I wasn't even there to talk about controversial stuff, either, I was attempting to convey how it is that being me, and delighting in life, results in what I do. And I was so scared because I felt so out of place and Other and liable to be rejected.

Of course, they were all very nice and it was perfectly fine, just as I'd known it would be. But it was an unexpected and startling experience, which I am sharing. I will not attempt to draw general conclusions from a single data point, but it is perhaps worth thinking about the messages we send as groups, and the messages we hear as individuals.
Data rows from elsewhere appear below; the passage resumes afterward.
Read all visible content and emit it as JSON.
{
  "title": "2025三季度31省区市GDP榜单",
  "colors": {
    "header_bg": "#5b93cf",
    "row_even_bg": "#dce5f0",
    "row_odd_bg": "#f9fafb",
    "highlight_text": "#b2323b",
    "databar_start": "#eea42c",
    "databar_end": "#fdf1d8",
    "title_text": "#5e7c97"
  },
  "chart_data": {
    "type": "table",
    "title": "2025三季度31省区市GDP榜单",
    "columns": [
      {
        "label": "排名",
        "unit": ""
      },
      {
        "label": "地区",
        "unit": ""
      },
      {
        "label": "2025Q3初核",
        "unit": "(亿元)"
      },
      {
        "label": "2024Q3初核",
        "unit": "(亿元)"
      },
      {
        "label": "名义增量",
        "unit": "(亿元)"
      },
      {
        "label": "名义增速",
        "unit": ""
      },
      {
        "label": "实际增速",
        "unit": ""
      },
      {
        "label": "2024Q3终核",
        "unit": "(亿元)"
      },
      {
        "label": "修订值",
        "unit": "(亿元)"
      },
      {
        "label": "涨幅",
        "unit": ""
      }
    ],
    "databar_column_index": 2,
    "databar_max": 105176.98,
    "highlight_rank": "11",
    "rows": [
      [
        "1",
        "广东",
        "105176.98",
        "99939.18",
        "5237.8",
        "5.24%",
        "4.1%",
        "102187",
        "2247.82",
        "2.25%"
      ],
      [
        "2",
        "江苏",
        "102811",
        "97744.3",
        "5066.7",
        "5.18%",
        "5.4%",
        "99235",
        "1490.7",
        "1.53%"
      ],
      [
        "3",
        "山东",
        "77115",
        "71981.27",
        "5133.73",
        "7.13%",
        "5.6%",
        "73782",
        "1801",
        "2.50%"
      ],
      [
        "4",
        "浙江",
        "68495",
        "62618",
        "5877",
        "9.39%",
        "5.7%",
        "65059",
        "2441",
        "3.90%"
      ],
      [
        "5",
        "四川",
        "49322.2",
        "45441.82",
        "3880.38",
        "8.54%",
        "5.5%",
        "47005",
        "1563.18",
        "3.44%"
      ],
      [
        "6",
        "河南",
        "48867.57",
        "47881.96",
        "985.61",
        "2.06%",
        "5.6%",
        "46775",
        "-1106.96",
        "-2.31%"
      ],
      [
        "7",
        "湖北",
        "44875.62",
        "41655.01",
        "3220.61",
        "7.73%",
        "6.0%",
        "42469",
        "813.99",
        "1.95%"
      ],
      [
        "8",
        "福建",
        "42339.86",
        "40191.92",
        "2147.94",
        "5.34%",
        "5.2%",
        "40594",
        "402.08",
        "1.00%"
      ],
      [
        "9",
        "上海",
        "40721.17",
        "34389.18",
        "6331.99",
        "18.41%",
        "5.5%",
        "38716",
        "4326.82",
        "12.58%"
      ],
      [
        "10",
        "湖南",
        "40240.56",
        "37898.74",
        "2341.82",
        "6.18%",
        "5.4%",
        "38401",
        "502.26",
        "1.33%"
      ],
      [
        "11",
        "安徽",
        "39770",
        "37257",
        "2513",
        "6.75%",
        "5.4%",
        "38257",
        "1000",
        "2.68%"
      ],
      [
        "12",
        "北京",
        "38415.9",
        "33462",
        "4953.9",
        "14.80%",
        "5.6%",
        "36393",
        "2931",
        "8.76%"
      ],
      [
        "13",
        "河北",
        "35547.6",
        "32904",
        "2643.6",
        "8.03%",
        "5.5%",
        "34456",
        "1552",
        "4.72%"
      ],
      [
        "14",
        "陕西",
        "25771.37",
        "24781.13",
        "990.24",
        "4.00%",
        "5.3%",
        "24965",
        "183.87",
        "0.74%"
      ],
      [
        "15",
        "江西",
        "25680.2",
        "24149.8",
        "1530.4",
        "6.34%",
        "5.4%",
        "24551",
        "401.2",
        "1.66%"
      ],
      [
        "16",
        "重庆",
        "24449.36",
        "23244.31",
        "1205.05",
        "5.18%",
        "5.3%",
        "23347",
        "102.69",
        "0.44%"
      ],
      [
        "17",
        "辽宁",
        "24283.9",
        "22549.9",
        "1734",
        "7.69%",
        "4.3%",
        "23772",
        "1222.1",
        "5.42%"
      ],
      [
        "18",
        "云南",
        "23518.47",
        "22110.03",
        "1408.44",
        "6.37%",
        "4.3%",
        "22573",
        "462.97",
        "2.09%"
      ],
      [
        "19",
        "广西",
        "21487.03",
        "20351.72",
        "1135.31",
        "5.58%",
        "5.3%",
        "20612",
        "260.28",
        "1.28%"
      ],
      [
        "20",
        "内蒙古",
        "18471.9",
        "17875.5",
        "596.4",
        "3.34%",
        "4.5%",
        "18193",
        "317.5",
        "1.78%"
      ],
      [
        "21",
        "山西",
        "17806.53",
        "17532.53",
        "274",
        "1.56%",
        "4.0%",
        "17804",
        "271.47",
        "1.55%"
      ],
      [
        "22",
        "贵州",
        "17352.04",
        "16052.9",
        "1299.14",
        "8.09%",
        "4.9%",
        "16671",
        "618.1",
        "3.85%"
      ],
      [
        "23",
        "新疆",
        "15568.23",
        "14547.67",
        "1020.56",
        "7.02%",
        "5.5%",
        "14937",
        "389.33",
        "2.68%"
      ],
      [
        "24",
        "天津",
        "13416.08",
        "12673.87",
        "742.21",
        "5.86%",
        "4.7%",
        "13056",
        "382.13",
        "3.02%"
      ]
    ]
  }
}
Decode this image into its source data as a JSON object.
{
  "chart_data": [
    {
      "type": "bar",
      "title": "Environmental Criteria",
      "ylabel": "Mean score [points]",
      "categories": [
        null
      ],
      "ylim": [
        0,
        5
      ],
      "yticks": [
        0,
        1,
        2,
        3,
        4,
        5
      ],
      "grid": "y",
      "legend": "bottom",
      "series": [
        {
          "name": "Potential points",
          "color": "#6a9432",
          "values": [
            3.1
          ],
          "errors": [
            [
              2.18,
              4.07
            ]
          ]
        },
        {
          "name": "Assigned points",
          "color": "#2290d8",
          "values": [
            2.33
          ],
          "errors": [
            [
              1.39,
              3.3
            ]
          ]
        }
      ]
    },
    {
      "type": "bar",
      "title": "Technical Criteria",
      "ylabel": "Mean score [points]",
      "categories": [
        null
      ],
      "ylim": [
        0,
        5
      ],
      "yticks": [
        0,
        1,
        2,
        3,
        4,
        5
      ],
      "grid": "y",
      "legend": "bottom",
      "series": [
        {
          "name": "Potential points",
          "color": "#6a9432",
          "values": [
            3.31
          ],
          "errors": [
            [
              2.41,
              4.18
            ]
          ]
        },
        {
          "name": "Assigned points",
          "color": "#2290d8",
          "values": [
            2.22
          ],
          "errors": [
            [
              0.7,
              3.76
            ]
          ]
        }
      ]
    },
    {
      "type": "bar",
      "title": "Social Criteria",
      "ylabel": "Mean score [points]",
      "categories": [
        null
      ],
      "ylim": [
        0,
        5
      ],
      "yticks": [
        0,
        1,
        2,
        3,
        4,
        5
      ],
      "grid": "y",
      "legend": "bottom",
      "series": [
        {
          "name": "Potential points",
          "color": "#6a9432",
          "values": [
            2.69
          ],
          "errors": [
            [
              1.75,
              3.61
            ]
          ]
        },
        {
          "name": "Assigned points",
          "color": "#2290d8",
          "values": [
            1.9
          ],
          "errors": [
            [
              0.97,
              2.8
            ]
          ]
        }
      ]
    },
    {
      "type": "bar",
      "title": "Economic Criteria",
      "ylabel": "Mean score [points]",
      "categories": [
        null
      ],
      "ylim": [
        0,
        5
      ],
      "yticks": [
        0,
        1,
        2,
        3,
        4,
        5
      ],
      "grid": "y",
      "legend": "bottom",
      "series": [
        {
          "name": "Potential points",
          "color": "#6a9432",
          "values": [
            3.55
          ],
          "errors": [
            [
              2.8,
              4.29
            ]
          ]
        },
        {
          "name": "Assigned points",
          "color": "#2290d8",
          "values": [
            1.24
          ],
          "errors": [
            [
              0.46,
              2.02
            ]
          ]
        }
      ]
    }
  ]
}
x-posting to jewschool, when my login gets fixed :)
hatam_soferet: (Default)
( Nov. 21st, 2006 01:08 pm)
Filming again today, this time for a PBS documentary on The Jews Of America. They were doing stuff at Drisha and Drisha suggested me as a nice visual, so I went down to Drisha and wrote there.

Flat desks and weird lighting plus camera people bumping into the table far too often = me making too many smudges. So they'll have lots of footage of me making blots. Ho hum. I think next time anyone wants pictures of me they're just going to have to come to Riverdale. The Fox chaps in St Louis were much more efficient, and they didn't bump the table at all.

In any case, I've been Being Interesting for ages - more than a week. There's a difference between sharing things and Just Being - if I share something on a blog post, it's because I feel like I've got something worth sharing (for varying values of "worth" - I know at least some of you care if I'm having a Pink Socks Day, for instance). But I find people filming me or watching me qua me very disconcerting - I just don't feel like I'm that interesting. Intellectually I understand, but emotionally it's just weird.

I'm going to have a cup of tea and hide in my cave and write some Torah. Tzuri ve-goali.